Figure 1B ChIP assays were performed using human K562 cells, the Diagenode antibody against H3K27ac (Cat. No. C15410196)and optimized PCR primer pairs for qPCR. ChIP was performed with the “iDeal ChIP-seq” kit (cat. No. AB- 001-0024), using sheared chromatin from 100,000 cells. A titration consisting of 0.2, 0.5, 1 and 2 μg of antibody per ChIP experiment was analyzed. IgG (1 μg/IP) was used as a negative IP control. Quantitative PCR was performed with primers for the promoters of the active GAPDH and EIF4A2 genes, used as positive controls, and for the coding regions of the inactive MB and MYT1 genes, used as negative controls. Figure 1 shows the recovery, expressed as a % of input (the relative amount of immunoprecipitated DNA compared to input DNA after qPCR analysis)

Figure 2. ChIP-seq results obtained with the Diagenode antibody directed against H3K27ac
ChIP was performed on sheared chromatin from 100,000 K562 cells using 1 μg of the Diagenode antibody against H3K27ac (Cat. No. C15410196) as described above. The IP’d DNA was subsequently analysed on an Illumina Genome Analyzer. Library preparation, cluster generation and sequencing were performed according to the manufacturer’s instructions. The 36 bp tags were aligned to the human genome using the ELAND algorithm. Figure 2A shows the peak distribution along the complete human X-chromosome. Figure 2 B and C show the peak distribution in two regions surrounding the EIF4A2 and GAPDH positive control genes, respectively. The position of the PCR amplicon, used for validating the ChIP assay is indicated with an arrow.

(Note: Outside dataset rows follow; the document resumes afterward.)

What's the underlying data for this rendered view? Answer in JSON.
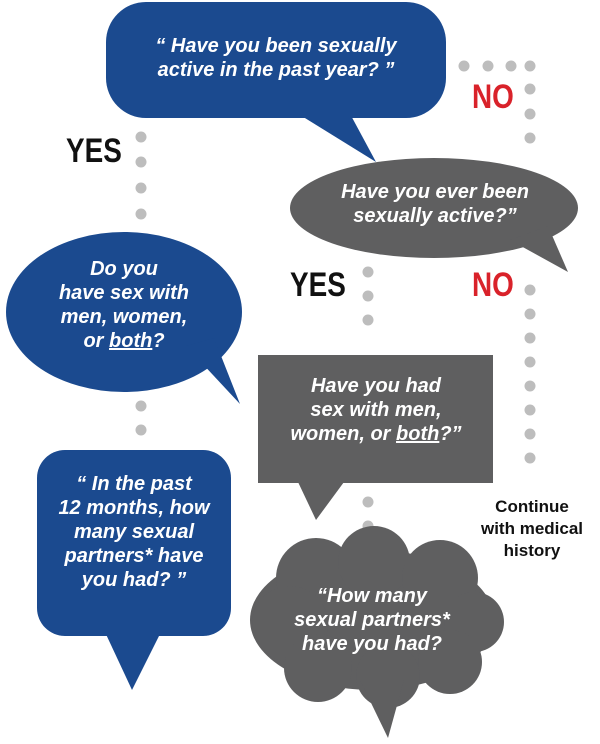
{
  "colors": {
    "blue": "#1b4a8f",
    "gray": "#5f5f60",
    "dot": "#bdbdbd",
    "red": "#d9222a",
    "text": "#111111"
  },
  "q1": {
    "line1": "“ Have you been sexually",
    "line2": "active in the past year? ”"
  },
  "q2": {
    "line1": "Have you ever been",
    "line2": "sexually active?”"
  },
  "q3": {
    "line1": "Do you",
    "line2": "have sex with",
    "line3": "men, women,",
    "line4_pre": "or ",
    "line4_em": "both",
    "line4_post": "?"
  },
  "q4": {
    "line1": "Have you had",
    "line2": "sex with men,",
    "line3_pre": "women, or ",
    "line3_em": "both",
    "line3_post": "?”"
  },
  "q5": {
    "line1": "“ In the past",
    "line2": "12 months, how",
    "line3": "many sexual",
    "line4": "partners* have",
    "line5": "you had? ”"
  },
  "q6": {
    "line1": "“How many",
    "line2": "sexual partners*",
    "line3": "have you had?"
  },
  "labels": {
    "yes1": "YES",
    "no1": "NO",
    "yes2": "YES",
    "no2": "NO"
  },
  "continue": {
    "line1": "Continue",
    "line2": "with medical",
    "line3": "history"
  }
}
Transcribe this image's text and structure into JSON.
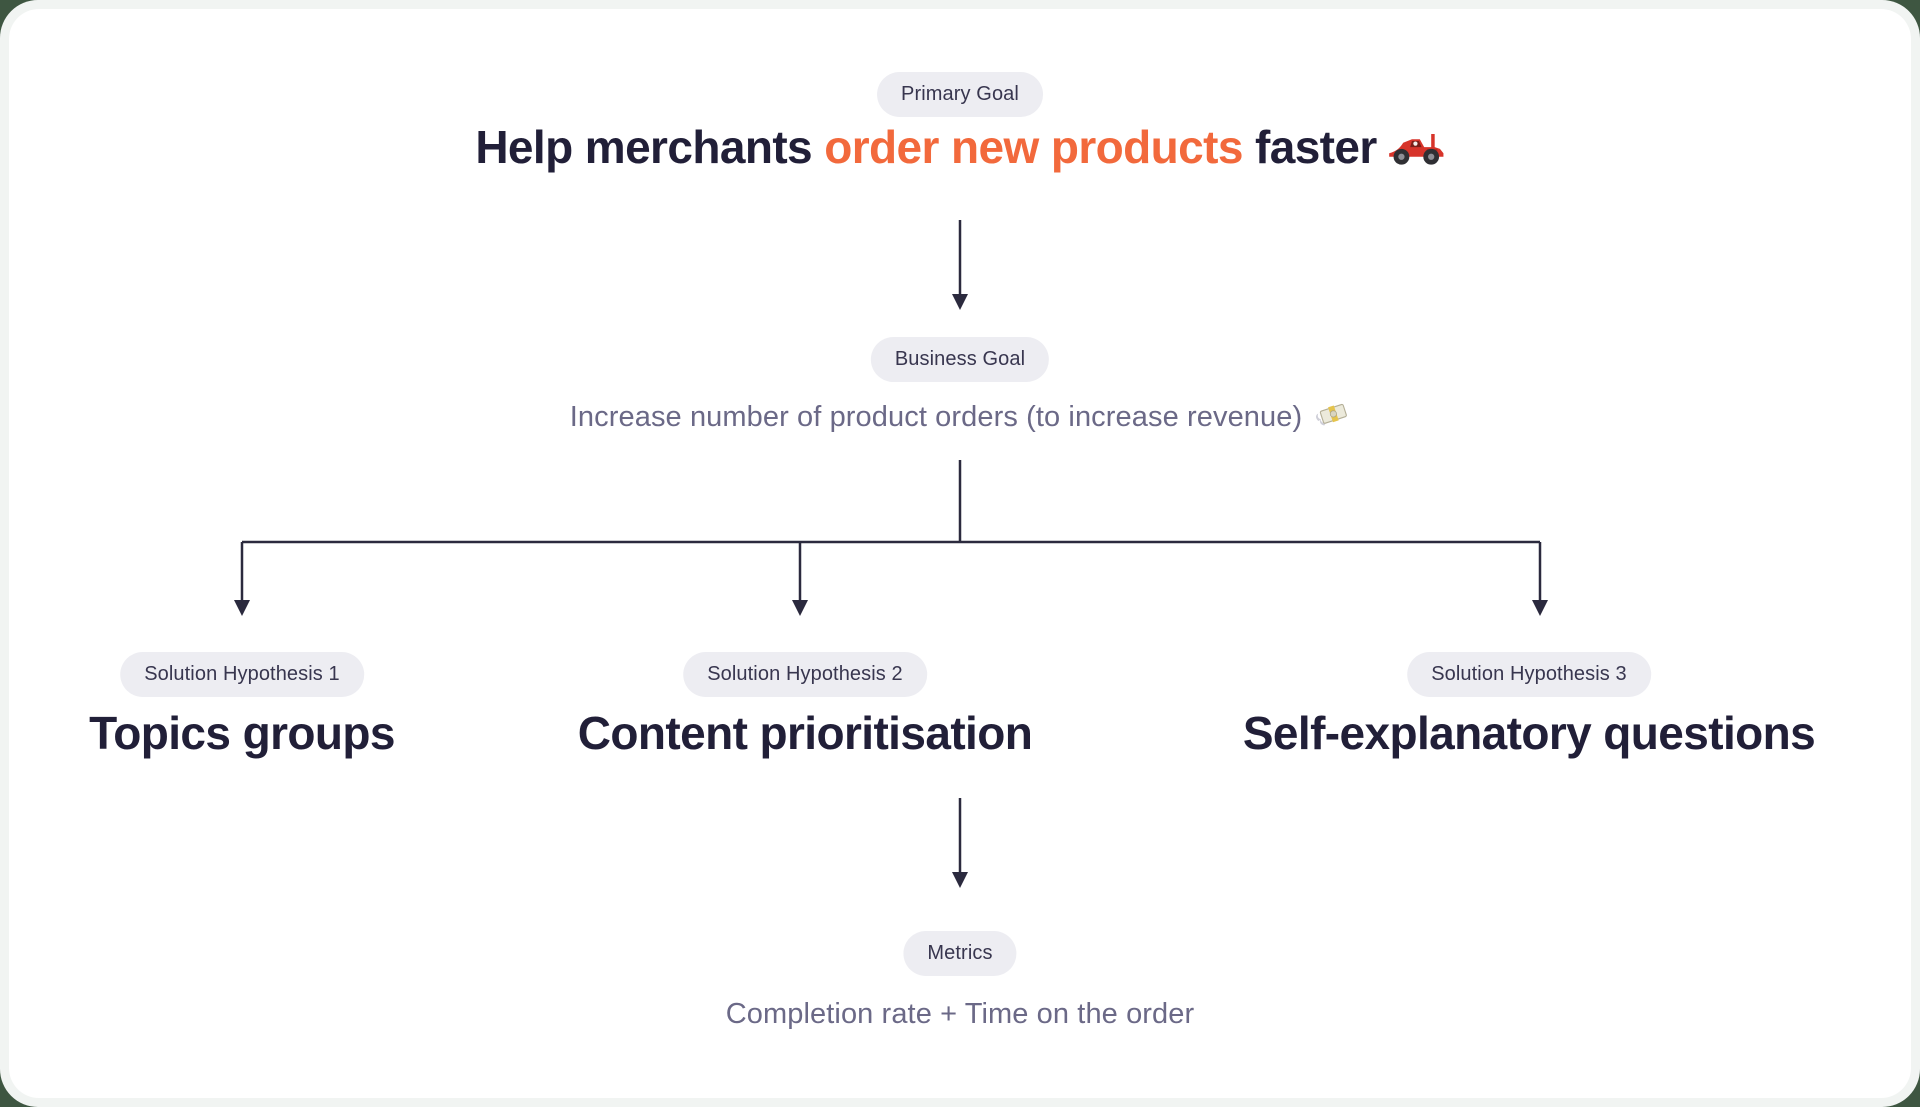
{
  "colors": {
    "page_background": "#3E5641",
    "frame_ring": "#F1F4F2",
    "card_background": "#FFFFFF",
    "badge_background": "#EDEDF2",
    "heading_text": "#211F38",
    "accent_orange": "#F2693C",
    "muted_purple": "#6B6987",
    "arrow": "#2B2A3E"
  },
  "primary_goal": {
    "badge": "Primary Goal",
    "title_prefix": "Help merchants ",
    "title_highlight": "order new products",
    "title_suffix": " faster",
    "icon": "racing-car-icon"
  },
  "business_goal": {
    "badge": "Business Goal",
    "text": "Increase number of product orders (to increase revenue)",
    "icon": "money-with-wings-icon"
  },
  "solutions": [
    {
      "badge": "Solution Hypothesis 1",
      "title": "Topics groups"
    },
    {
      "badge": "Solution Hypothesis 2",
      "title": "Content prioritisation"
    },
    {
      "badge": "Solution Hypothesis 3",
      "title": "Self-explanatory questions"
    }
  ],
  "metrics": {
    "badge": "Metrics",
    "text": "Completion rate + Time on the order"
  }
}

Figure 3. Determination of the antibody titer
To determine the titer of the antibody, an ELISA was performed using a serial dilution of the Diagenode antibody against H3K27ac (Cat. No. C15410196). The antigen used was a peptide containing the histone modification of interest. By plotting the absorbance against the antibody dilution (Figure 3), the titer of the antibody was estimated to be 1:8,300.

Figure 4. Cross reactivity tests using the Diagenode antibody directed against H3K27ac
To test the cross reactivity of the Diagenode antibody against H3K27ac (Cat. No. C15410196), a Dot Blot analysis was performed with peptides containing other histone modifications and the unmodified H3K27. One hundred to 0.2 pmol of the respective peptides were spotted on a membrane. The antibody was used at a dilution of 1:20,000. Figure 4 shows a high specificity of the antibody for the modification of interest.

Figure 5. Western blot analysis using the Diagenode antibody directed against H3K27ac
Western blot was performed on whole cell (25 μg, lane 1) and histone extracts (15 μg, lane 2) from HeLa cells, and on 1 μg of recombinant histone H2A, H2B, H3 and H4 (lane 3, 4, 5 and 6, respectively) using the Diagenode antibody against H3K27ac (Cat. No. C1541196). The antibody was diluted 1:1,000 in TBS-Tween containing 5% skimmed milk. The marker (in kDa) is shown on the left.

Figure 6. Immunofluorescence using the Diagenode antibody directed against H3K27ac
HeLa cells were stained with the Diagenode antibody against H3K27ac (Cat. No. C15410196) and with DAPI. Cells were fixed with 4% formaldehyde for 10’ and blocked with PBS/ TX-100 containing 5% normal goat serum and 1% BSA. The cells were immunofluorescently labeled with the H3K27ac antibody (top) diluted 1:500 in blocking solution followed by an anti-rabbit antibody conjugated to Alexa488. The middle panel shows staining of the nuclei with DAPI. A merge of the two stainings is shown at the bottom.